The fiscal cliff drama over the past few months has captured the attention of Americans concerned about our economy – specifically how our lives will be particularly impacted.
And while it now seems that we will not take a terrifying plunge off the cliff – thanks to a last-minute deal brokered in Congress at the end of the year – there are still issues and concerns as they relate to the housing market and foreclosures.
The fiscal cliff agreement mentioned one of these issues directly – and many in the market were relieved to find that this particular issue survived the round of cuts that helped make the agreement a possibility. Here, we’re talking about the mortgage interest deduction, one that was at one point firmly in the crosshairs of budget-cutting politicians on Capitol Hill.
It’s conventional wisdom that this provision is good for the housing market, and intuitively, that appears to be the case. But is it really? Could removing this particular deduction actually help the market by restricting foreclosures and controlling risky behavior?
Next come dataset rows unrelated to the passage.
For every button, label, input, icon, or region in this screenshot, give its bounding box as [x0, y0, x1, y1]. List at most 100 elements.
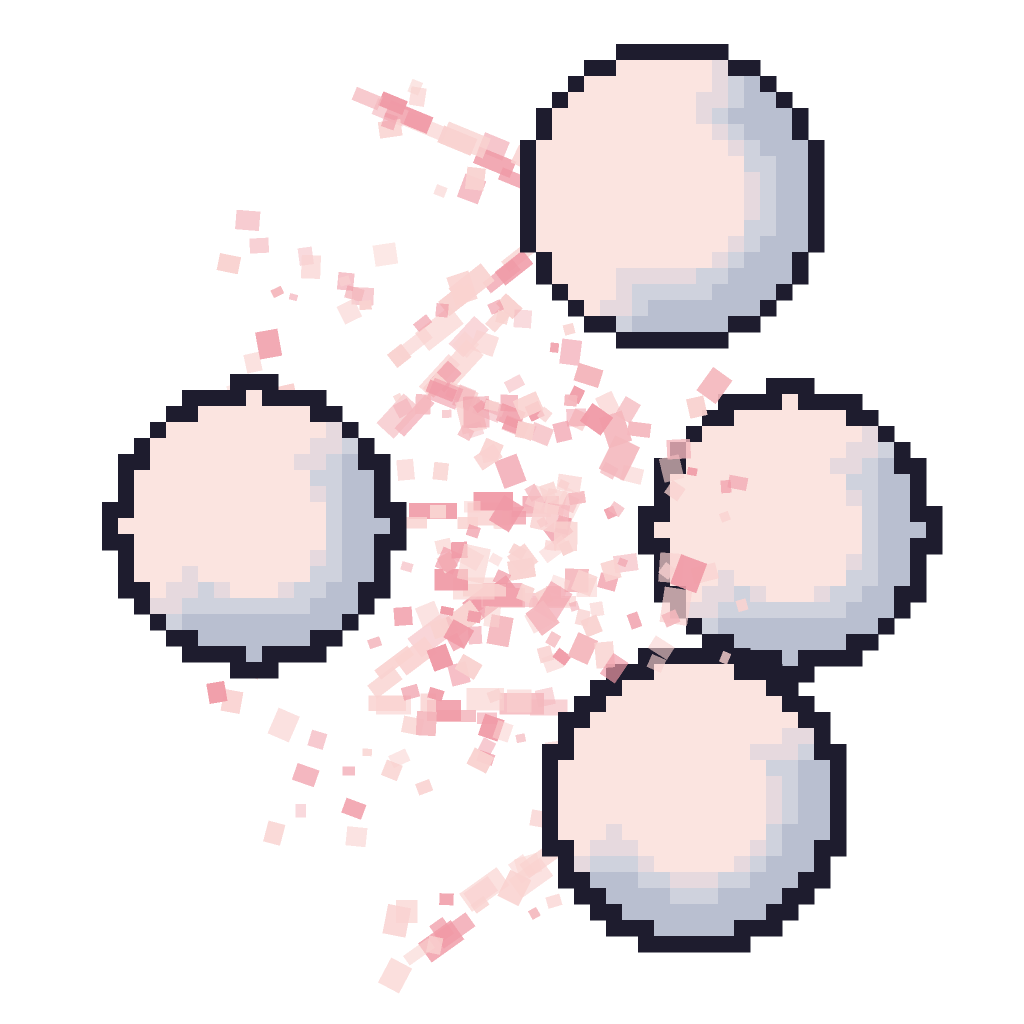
ball-pixel	[664, 332, 681, 349]
ball-pixel	[616, 44, 633, 61]
ball-pixel	[686, 760, 703, 777]
ball-pixel	[574, 840, 591, 857]
ball-pixel	[718, 634, 735, 651]
ball-pixel	[718, 602, 735, 619]
particle	[402, 938, 435, 966]
ball-pixel	[654, 792, 671, 809]
ball-pixel	[776, 204, 793, 221]
ball-pixel	[520, 156, 537, 173]
ball-pixel	[536, 188, 553, 205]
ball-pixel	[230, 550, 247, 567]
ball-pixel	[358, 470, 375, 487]
ball-pixel	[326, 550, 343, 567]
ball-pixel	[654, 840, 671, 857]
ball-pixel	[744, 188, 761, 205]
ball-pixel	[782, 618, 799, 635]
ball-pixel	[632, 236, 649, 253]
ball-pixel	[590, 744, 607, 761]
ball-pixel	[262, 518, 279, 535]
ball-pixel	[622, 920, 639, 937]
ball-pixel	[750, 570, 767, 587]
ball-pixel	[590, 808, 607, 825]
ball-pixel	[584, 188, 601, 205]
ball-pixel	[782, 728, 799, 745]
particle	[614, 396, 641, 424]
ball-pixel	[182, 454, 199, 471]
ball-pixel	[198, 550, 215, 567]
ball-pixel	[680, 156, 697, 173]
ball-pixel	[262, 390, 279, 407]
ball-pixel	[846, 634, 863, 651]
ball-pixel	[590, 904, 607, 921]
ball-pixel	[670, 840, 687, 857]
ball-pixel	[638, 824, 655, 841]
ball-pixel	[262, 406, 279, 423]
particle	[494, 453, 527, 489]
ball-pixel	[182, 502, 199, 519]
ball-pixel	[374, 518, 391, 535]
ball-pixel	[750, 808, 767, 825]
ball-pixel	[878, 538, 895, 555]
ball-pixel	[728, 124, 745, 141]
ball-pixel	[798, 888, 815, 905]
ball-pixel	[214, 582, 231, 599]
ball-pixel	[782, 840, 799, 857]
ball-pixel	[616, 220, 633, 237]
ball-pixel	[182, 630, 199, 647]
ball-pixel	[246, 614, 263, 631]
ball-pixel	[808, 204, 825, 221]
ball-pixel	[390, 502, 407, 519]
ball-pixel	[680, 204, 697, 221]
ball-pixel	[262, 422, 279, 439]
particle	[395, 516, 427, 529]
ball-pixel	[766, 824, 783, 841]
ball-pixel	[230, 518, 247, 535]
ball-pixel	[680, 252, 697, 269]
ball-pixel	[622, 728, 639, 745]
ball-pixel	[600, 204, 617, 221]
particle	[466, 610, 482, 624]
ball-pixel	[552, 108, 569, 125]
particle	[338, 275, 352, 287]
ball-pixel	[734, 728, 751, 745]
ball-pixel	[798, 474, 815, 491]
pixel-ball-bottom	[542, 648, 847, 953]
particle	[735, 598, 749, 613]
ball-pixel	[536, 108, 553, 125]
particle	[515, 733, 527, 744]
ball-pixel	[862, 586, 879, 603]
ball-pixel	[782, 904, 799, 921]
ball-pixel	[166, 502, 183, 519]
particle	[545, 893, 563, 909]
ball-pixel	[606, 904, 623, 921]
particle	[407, 78, 424, 96]
ball-pixel	[750, 904, 767, 921]
ball-pixel	[584, 316, 601, 333]
particle	[608, 501, 625, 518]
ball-pixel	[830, 792, 847, 809]
ball-pixel	[830, 426, 847, 443]
ball-pixel	[766, 474, 783, 491]
ball-pixel	[664, 172, 681, 189]
ball-pixel	[134, 582, 151, 599]
ball-pixel	[792, 140, 809, 157]
particle	[307, 729, 328, 750]
particle	[441, 409, 452, 419]
ball-pixel	[574, 760, 591, 777]
ball-pixel	[654, 856, 671, 873]
particle	[696, 366, 733, 405]
ball-pixel	[718, 888, 735, 905]
ball-pixel	[878, 522, 895, 539]
ball-pixel	[846, 474, 863, 491]
ball-pixel	[568, 156, 585, 173]
particle	[362, 748, 373, 757]
ball-pixel	[734, 712, 751, 729]
ball-pixel	[150, 550, 167, 567]
ball-pixel	[664, 316, 681, 333]
ball-pixel	[134, 550, 151, 567]
ball-pixel	[654, 904, 671, 921]
ball-pixel	[766, 728, 783, 745]
ball-pixel	[568, 300, 585, 317]
ball-pixel	[632, 60, 649, 77]
ball-pixel	[798, 744, 815, 761]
Taking Another Look at Mortgage Interest Deductions
Right now – unless Congress changes its mind down the road like it has threatened to do for months now – you can deduct the interest paid each year on your mortgage from your taxes. For many homeowners, that’s nothing to sneeze at; at 4% interest, a $170,000 home generates roughly $6,500 in interest for the first year.
While it’s not a dollar-for-dollar tax credit, it does reduce your taxable income by $6,500, which is sizable. Experts in housing claim that the deduction helps homeowners purchase homes by making them more affordable, which is true (in a sense).
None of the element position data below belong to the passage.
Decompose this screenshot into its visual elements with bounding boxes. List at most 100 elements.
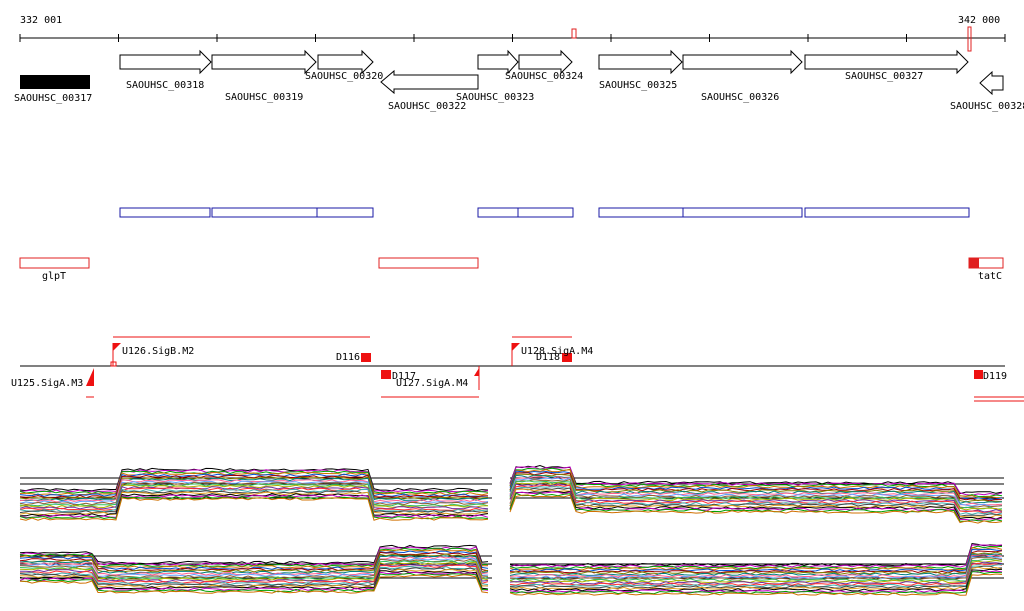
expression-trace — [509, 494, 1003, 524]
expression-trace — [19, 487, 489, 511]
expression-trace — [19, 546, 489, 566]
expression-trace — [19, 491, 489, 516]
feature-label: U127.SigA.M4 — [396, 378, 468, 389]
expression-trace — [19, 493, 489, 517]
expression-trace — [19, 474, 489, 499]
transcript-segment[interactable] — [477, 207, 519, 218]
expression-trace — [509, 464, 1003, 495]
expression-trace — [509, 555, 1003, 579]
expression-trace — [509, 481, 1003, 511]
gene-SAOUHSC_00322[interactable] — [380, 69, 479, 95]
transcript-segment[interactable] — [804, 207, 970, 218]
feature-label: D118 — [536, 352, 560, 363]
gene-label: SAOUHSC_00322 — [388, 101, 466, 112]
expression-trace — [19, 467, 489, 492]
terminator-marker[interactable] — [974, 370, 983, 379]
promoter-marker[interactable] — [474, 368, 479, 376]
terminator-marker[interactable] — [562, 353, 572, 362]
expression-trace — [19, 568, 489, 589]
expression-trace — [509, 573, 1003, 596]
feature-label: D119 — [983, 371, 1007, 382]
operon-label-tatC: tatC — [978, 271, 1002, 282]
gene-SAOUHSC_00325[interactable] — [598, 49, 683, 75]
expression-trace — [19, 572, 489, 593]
expression-trace — [509, 490, 1003, 520]
feature-label: U128.SigA.M4 — [521, 346, 593, 357]
gene-label: SAOUHSC_00319 — [225, 92, 303, 103]
gene-label: SAOUHSC_00320 — [305, 71, 383, 82]
gene-label: SAOUHSC_00328 — [950, 101, 1024, 112]
expression-trace — [19, 484, 489, 509]
expression-trace — [509, 469, 1003, 499]
expression-trace — [509, 544, 1003, 568]
gene-SAOUHSC_00328[interactable] — [979, 70, 1004, 96]
expression-trace — [509, 491, 1003, 521]
operon-label-glpT: glpT — [42, 271, 66, 282]
transcript-segment[interactable] — [119, 207, 211, 218]
terminator-marker[interactable] — [381, 370, 391, 379]
expression-trace — [509, 542, 1003, 567]
operon-glpT[interactable] — [19, 257, 90, 269]
gene-label: SAOUHSC_00318 — [126, 80, 204, 91]
expression-trace — [19, 488, 489, 513]
gene-label: SAOUHSC_00327 — [845, 71, 923, 82]
expression-trace — [19, 565, 489, 586]
expression-trace — [19, 490, 489, 514]
transcript-track — [119, 207, 970, 218]
expression-trace — [509, 547, 1003, 571]
expression-trace — [19, 558, 489, 579]
expression-trace — [509, 492, 1003, 522]
feature-label: U126.SigB.M2 — [122, 346, 194, 357]
ruler-start-label: 332 001 — [20, 15, 62, 26]
expression-trace — [509, 562, 1003, 586]
gene-SAOUHSC_00319[interactable] — [211, 49, 317, 75]
expression-trace — [509, 545, 1003, 570]
operon-box[interactable] — [378, 257, 479, 269]
promoter-marker[interactable] — [113, 343, 121, 351]
expression-trace — [509, 559, 1003, 584]
expression-trace — [19, 476, 489, 500]
expression-trace — [19, 481, 489, 506]
expression-trace — [509, 553, 1003, 577]
gene-SAOUHSC_00318[interactable] — [119, 49, 212, 75]
expression-trace — [509, 477, 1003, 507]
transcript-segment[interactable] — [682, 207, 803, 218]
ruler-marker — [571, 28, 577, 39]
expression-trace — [509, 487, 1003, 517]
expression-trace — [509, 571, 1003, 595]
ruler: 332 001 342 000 — [19, 15, 1006, 52]
expression-trace — [509, 484, 1003, 514]
expression-trace — [509, 470, 1003, 500]
expression-trace — [509, 466, 1003, 496]
gene-SAOUHSC_00324[interactable] — [518, 49, 573, 75]
expression-trace — [509, 556, 1003, 581]
gene-SAOUHSC_00323[interactable] — [477, 49, 519, 75]
gene-SAOUHSC_00317[interactable] — [20, 75, 90, 89]
feature-label: D117 — [392, 371, 416, 382]
expression-trace — [19, 574, 489, 594]
ruler-ticks — [19, 34, 1006, 42]
transcript-segment[interactable] — [517, 207, 574, 218]
expression-track-upper — [19, 464, 1004, 524]
ruler-marker — [967, 26, 972, 52]
expression-trace — [19, 551, 489, 572]
expression-trace — [19, 497, 489, 521]
gene-SAOUHSC_00327[interactable] — [804, 49, 969, 75]
expression-trace — [509, 570, 1003, 593]
gene-track: SAOUHSC_00317 SAOUHSC_00318 SAOUHSC_0031… — [14, 49, 1024, 112]
ruler-end-label: 342 000 — [958, 15, 1000, 26]
expression-trace — [509, 565, 1003, 589]
promoter-marker[interactable] — [512, 343, 520, 351]
gene-SAOUHSC_00326[interactable] — [682, 49, 803, 75]
transcript-segment[interactable] — [598, 207, 684, 218]
gene-label: SAOUHSC_00325 — [599, 80, 677, 91]
operon-track: glpT tatC — [19, 257, 1004, 282]
transcript-segment[interactable] — [211, 207, 318, 218]
feature-label: U125.SigA.M3 — [11, 378, 83, 389]
transcript-segment[interactable] — [316, 207, 374, 218]
terminator-marker[interactable] — [361, 353, 371, 362]
expression-trace — [19, 483, 489, 507]
promoter-marker[interactable] — [86, 368, 94, 386]
expression-trace — [509, 488, 1003, 519]
gene-SAOUHSC_00320[interactable] — [317, 49, 374, 75]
But, does this create a false sense of security – or more precisely, affordability- for prospective homebuyers?
No one would argue that the deduction is the deciding factor behind a decision to purchase a home. But, the question is whether or not this deduction helps to create a perception in the mind of the buyer that a home that isn’t ordinarily affordable is more affordable than it really is.
Even beyond that, though, is the argument that the mortgage deduction doesn’t really offer much benefit to lower and middle-class homeowners – and instead harms the housing market by helping to artificially inflate housing prices.
Potential Impact on Foreclosures
One of the leading causes of foreclosures over the past six to seven years has been the inability for a homeowner to pay his or her mortgage because the homeowner paid more than the home was truly worth (due to inflated housing prices). When housing prices collapsed due to the demise of the housing bubble in 2007, many of these homeowners fell into foreclosure that could’ve possibly been avoided if they had scaled back their buying ambitions.
In theory, if the deduction were to be eliminated (or capped and reformed at the least), homeowners would have less of an incentive to purchase more home than they can really afford. That would in turn help curb defaults, which has the benefit of supporting home prices.
It is very likely that prices would decline in the aftermath of such an act, but would it really be that bad if prices returned quickly to realistic levels? After all, unrealistic expectations of future price performance, fueled by wildly-inflated home values, produced the worst housing market collapse in United States history.
Of course, the traditional arguments in favor of the deduction – support for affordable housing for lower and middle-class homeowners, economic production for the nation as a whole, and vital tax relief for groups of Americans who frankly need the help – are very powerful and persuasive.
Removing the mortgage interest deduction ultimately may not be a viable solution or one in the best interests of our country, and may not even be possible (since the political fallout from such a move would be virtual career suicide for politicians responsible).
But any proposed solution that can help the market and keep another crash at bay should be considered. The housing market right now needs the mortgage interest deduction – but that doesn’t mean we shouldn’t talk about it.